An estimated 2,000 IS fighters are left in west Mosul to defend their bastion against a massive offensive by the Iraqi security forces, a senior US intelligence official said Monday.
“There’s about 2,000 remaining,” the official told reporters on condition of anonymity during a trip to Iraq by the new Pentagon chief, Jim Mattis.
The estimate which the US-led coalition supporting Iraqi forces gave before the October 17 launch of a huge operation on Mosul was that the city was defended by 5,000 to 7,000 jihadists.
The coalition has not provided figures but it has said that the four-month-old campaign on Mosul had inflicted heavy casualties on IS.
Tens of thousands of Iraqi ground forces, receiving air support from the coalition as well as from its own aircraft, are involved in the operation, seen as the culmination of efforts to retake the land the government lost to the jihadist organisation in 2014.
Commanders and experts expect that the fighting in west Mosul could be the bloodiest yet.

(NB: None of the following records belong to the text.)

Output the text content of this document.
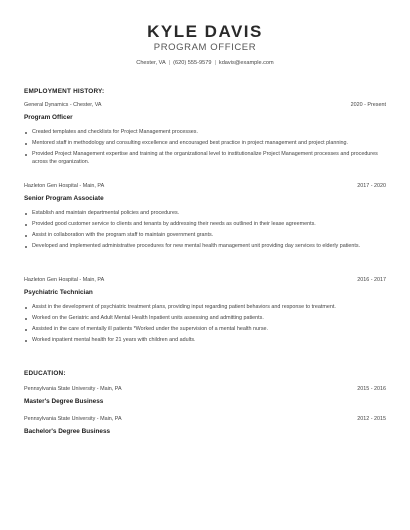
KYLE DAVIS
PROGRAM OFFICER
Chester, VA | (620) 555-9579 | kdavis@example.com
EMPLOYMENT HISTORY:
General Dynamics - Chester, VA	2020 - Present
Program Officer
Created templates and checklists for Project Management processes.
Mentored staff in methodology and consulting excellence and encouraged best practice in project management and project planning.
Provided Project Management expertise and training at the organizational level to institutionalize Project Management processes and procedures across the organization.
Hazleton Gen Hospital - Main, PA	2017 - 2020
Senior Program Associate
Establish and maintain departmental policies and procedures.
Provided good customer service to clients and tenants by addressing their needs as outlined in their lease agreements.
Assist in collaboration with the program staff to maintain government grants.
Developed and implemented administrative procedures for new mental health management unit providing day services to elderly patients.
Hazleton Gen Hospital - Main, PA	2016 - 2017
Psychiatric Technician
Assist in the development of psychiatric treatment plans, providing input regarding patient behaviors and response to treatment.
Worked on the Geriatric and Adult Mental Health Inpatient units assessing and admitting patients.
Assisted in the care of mentally ill patients *Worked under the supervision of a mental health nurse.
Worked inpatient mental health for 21 years with children and adults.
EDUCATION:
Pennsylvania State University - Main, PA	2015 - 2016
Master's Degree Business
Pennsylvania State University - Main, PA	2012 - 2015
Bachelor's Degree Business
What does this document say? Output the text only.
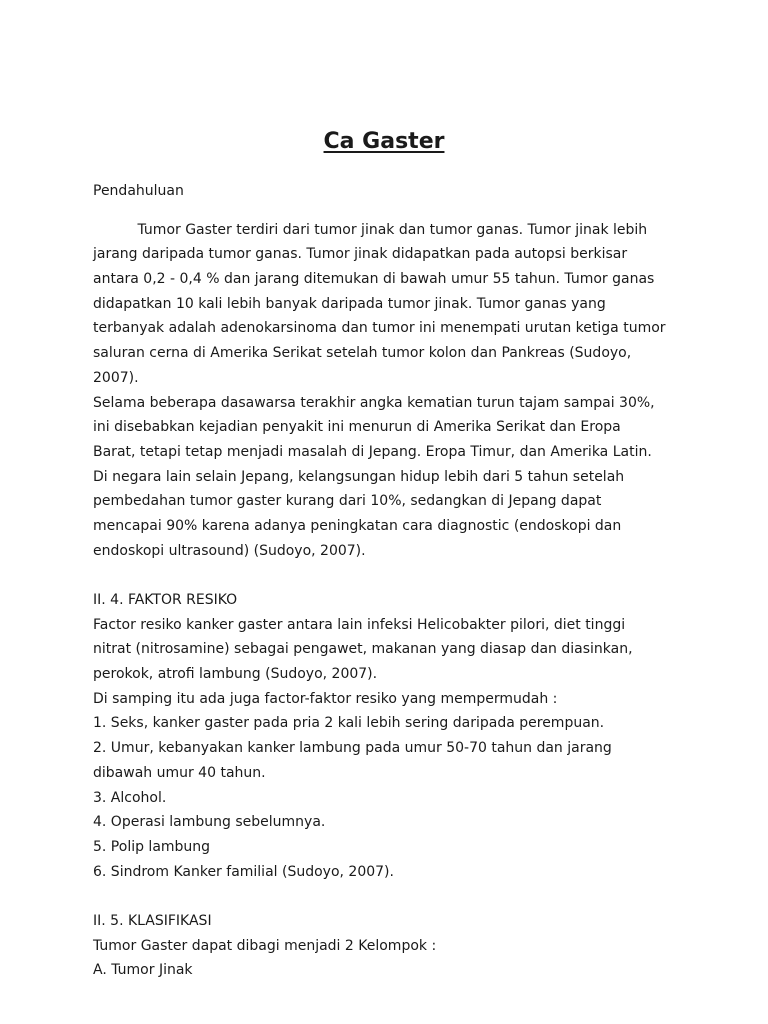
Ca Gaster
Pendahuluan
Tumor Gaster terdiri dari tumor jinak dan tumor ganas. Tumor jinak lebih
jarang daripada tumor ganas. Tumor jinak didapatkan pada autopsi berkisar
antara 0,2 - 0,4 % dan jarang ditemukan di bawah umur 55 tahun. Tumor ganas
didapatkan 10 kali lebih banyak daripada tumor jinak. Tumor ganas yang
terbanyak adalah adenokarsinoma dan tumor ini menempati urutan ketiga tumor
saluran cerna di Amerika Serikat setelah tumor kolon dan Pankreas (Sudoyo,
2007).
Selama beberapa dasawarsa terakhir angka kematian turun tajam sampai 30%,
ini disebabkan kejadian penyakit ini menurun di Amerika Serikat dan Eropa
Barat, tetapi tetap menjadi masalah di Jepang. Eropa Timur, dan Amerika Latin.
Di negara lain selain Jepang, kelangsungan hidup lebih dari 5 tahun setelah
pembedahan tumor gaster kurang dari 10%, sedangkan di Jepang dapat
mencapai 90% karena adanya peningkatan cara diagnostic (endoskopi dan
endoskopi ultrasound) (Sudoyo, 2007).
II. 4. FAKTOR RESIKO
Factor resiko kanker gaster antara lain infeksi Helicobakter pilori, diet tinggi
nitrat (nitrosamine) sebagai pengawet, makanan yang diasap dan diasinkan,
perokok, atrofi lambung (Sudoyo, 2007).
Di samping itu ada juga factor-faktor resiko yang mempermudah :
1. Seks, kanker gaster pada pria 2 kali lebih sering daripada perempuan.
2. Umur, kebanyakan kanker lambung pada umur 50-70 tahun dan jarang
dibawah umur 40 tahun.
3. Alcohol.
4. Operasi lambung sebelumnya.
5. Polip lambung
6. Sindrom Kanker familial (Sudoyo, 2007).
II. 5. KLASIFIKASI
Tumor Gaster dapat dibagi menjadi 2 Kelompok :
A. Tumor Jinak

The neighbourhoods that lie west of the Tigris River that divides the city are densely populated, have narrow streets that will be impassable for some military vehicles and are home to populations that could be more hostile that on the east bank.
Mattis, a retired Marine general who commanded troops during the 2003 invasion of Iraq, has been touring the region and arrived in Baghdad early Monday on a unannounced visit.